Der Regulierungsbehörde hat nicht bestätigt, welche Datenbytedance und inwieweit. Es ist erwähnenswert, dass dies das erste Mal ist, dass die südkoreanische Regulierungsbehörde potenzielle Lecks von Benutzerdaten von Deepseek an Dritte bestätigt hat. Im Rahmen des südkoreanischen Rechts muss eine App eine explizite Einwilligung von einem Benutzer einholen, wenn sie ihre persönlichen Daten mit einem Dritten teilt.

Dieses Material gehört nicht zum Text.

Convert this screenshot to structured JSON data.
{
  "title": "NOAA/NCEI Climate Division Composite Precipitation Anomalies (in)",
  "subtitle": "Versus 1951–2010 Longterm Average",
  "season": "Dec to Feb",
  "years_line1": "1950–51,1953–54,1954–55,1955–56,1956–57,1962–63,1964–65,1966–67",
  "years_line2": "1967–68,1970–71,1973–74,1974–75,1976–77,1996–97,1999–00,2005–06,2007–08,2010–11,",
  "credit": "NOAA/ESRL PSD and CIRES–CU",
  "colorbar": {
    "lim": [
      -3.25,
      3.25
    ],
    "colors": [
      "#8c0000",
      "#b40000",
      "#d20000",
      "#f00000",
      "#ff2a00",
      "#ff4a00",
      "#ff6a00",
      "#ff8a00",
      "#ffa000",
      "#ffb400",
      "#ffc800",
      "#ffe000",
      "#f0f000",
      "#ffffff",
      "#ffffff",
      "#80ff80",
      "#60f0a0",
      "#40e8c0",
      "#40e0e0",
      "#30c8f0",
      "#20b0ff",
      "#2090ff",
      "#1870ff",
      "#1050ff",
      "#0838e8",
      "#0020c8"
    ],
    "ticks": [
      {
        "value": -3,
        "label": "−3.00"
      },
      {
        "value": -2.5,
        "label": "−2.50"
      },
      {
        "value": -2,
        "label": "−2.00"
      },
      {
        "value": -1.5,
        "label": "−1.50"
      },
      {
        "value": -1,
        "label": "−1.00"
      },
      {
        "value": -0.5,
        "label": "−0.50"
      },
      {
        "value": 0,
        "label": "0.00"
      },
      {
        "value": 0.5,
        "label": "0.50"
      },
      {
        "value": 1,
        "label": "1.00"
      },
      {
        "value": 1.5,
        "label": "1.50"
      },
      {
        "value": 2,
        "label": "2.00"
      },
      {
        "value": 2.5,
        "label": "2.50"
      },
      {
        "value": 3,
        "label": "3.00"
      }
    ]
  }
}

Deepseek hat reagiert, indem er einen Vertreter in Südkorea zugewiesen hat

Laut den südkoreanischen Medien hat Deepseek einen Vertreter im Land beauftragt. Das Startup hat Mängel bei der Prüfung der lokalen Schutzgesetze anerkannt und gleichzeitig ausgedrückt, dass es aktiv mit den südkoreanischen Aufsichtsbehörden zusammenarbeiten wird. Es lohnt sich, dass Südkorea das erste Land sein könnte, das Deepseek offiziell beschuldigt, Benutzerdaten illegal mit dem umstrittenen Tiktok -Eigentümer zu teilen. Es ist jedoch nicht die einzige mit Anliegen im Zusammenhang mit Datenschutz.

Italien, Frankreich, Deutschland, die USA, Taiwan, Australien und Südkorea – noch andere – haben Bedenken hinsichtlich der Deepseek AI geäußert. Die Server des Unternehmens in China sind das größte Problem für Behörden. Chinas Gesetze ermöglichen der Regierung, Unternehmen nach Daten von Servern im Land zu bitten. Wir müssen abwarten und sehen, was die Zukunft für das chinesische KI -Startup aufweist.